Men who spend most their day sitting down may be at increased risk of developing type 2 diabetes, heart disease, cancer and other chronic diseases.
A new study by researchers at Kansas State University, published in the International Journal of Behavioral Nutrition and Physical Activity, found that men who sat for more than four hours a day had an elevated risk of chronic disease .
Led by researcher Richard Rosenkranz, the team assessed over 63,000 Australian men aged 45-65 on their health, level of physical activity and time spent sitting each day.
After accounting for factors like age, body mass index, income and education, they found that men who sat for more than four hours a day were at a significantly increased risk of developing chronic disease compared to those who sat for less than four hours.
The longer the time spent sitting, the higher the risk became. In particular, men who sat for longer than eight hours each day were found to have a particularly high risk of type 2 diabetes.
“We saw a steady stair-step increase in risk of chronic diseases the more participants sat,” Richard Rosenkranz, an assistant professor of human nutrition at Kansas State University, said in a statement.

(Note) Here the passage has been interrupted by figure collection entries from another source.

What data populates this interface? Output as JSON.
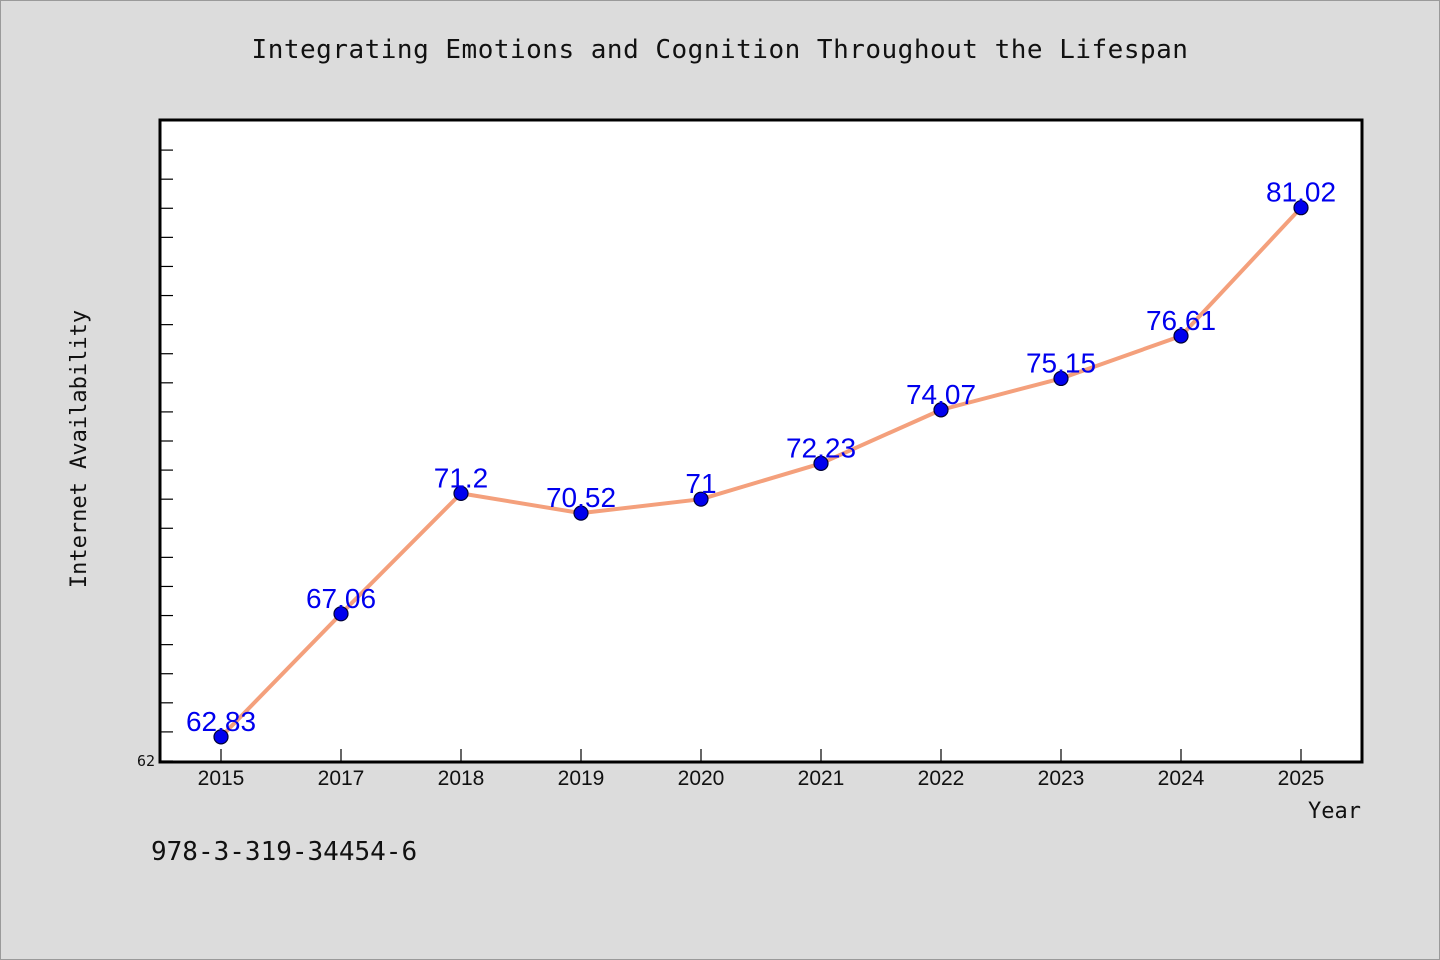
{
  "colors": {
    "background": "#dcdcdc",
    "plot_background": "#ffffff",
    "line": "#f4a07c",
    "marker": "#0000ee",
    "data_label": "#0000ee",
    "text": "#111111"
  },
  "footer": {
    "code": "978-3-319-34454-6"
  },
  "chart_data": {
    "type": "line",
    "title": "Integrating Emotions and Cognition Throughout the Lifespan",
    "xlabel": "Year",
    "ylabel": "Internet Availability",
    "categories": [
      "2015",
      "2017",
      "2018",
      "2019",
      "2020",
      "2021",
      "2022",
      "2023",
      "2024",
      "2025"
    ],
    "series": [
      {
        "values": [
          62.83,
          67.06,
          71.2,
          70.52,
          71,
          72.23,
          74.07,
          75.15,
          76.61,
          81.02
        ],
        "labels": [
          "62.83",
          "67.06",
          "71.2",
          "70.52",
          "71",
          "72.23",
          "74.07",
          "75.15",
          "76.61",
          "81.02"
        ]
      }
    ],
    "ylim": [
      62,
      84
    ],
    "y_tick_labels": [
      "62"
    ],
    "y_minor_tick_step": 1,
    "grid": false,
    "legend": "none"
  }
}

He explained that the finding is especially relevant to office workers, who spend the majority of their day sat at their desk and therefore have less time for physical activity.
“A lot of office jobs that require long periods of sitting may be hazardous to your health because of inactivity and the low levels of energy expenditure” he said.
However, he added that the study does not make it clear whether the amount of sitting time was directly responsible for the development of chronic disease, or if those with chronic diseases were more likely to sit for longer hours.
“It’s a classic case of, ‘Which came first: the chicken or the egg?” Rosenkranz concluded.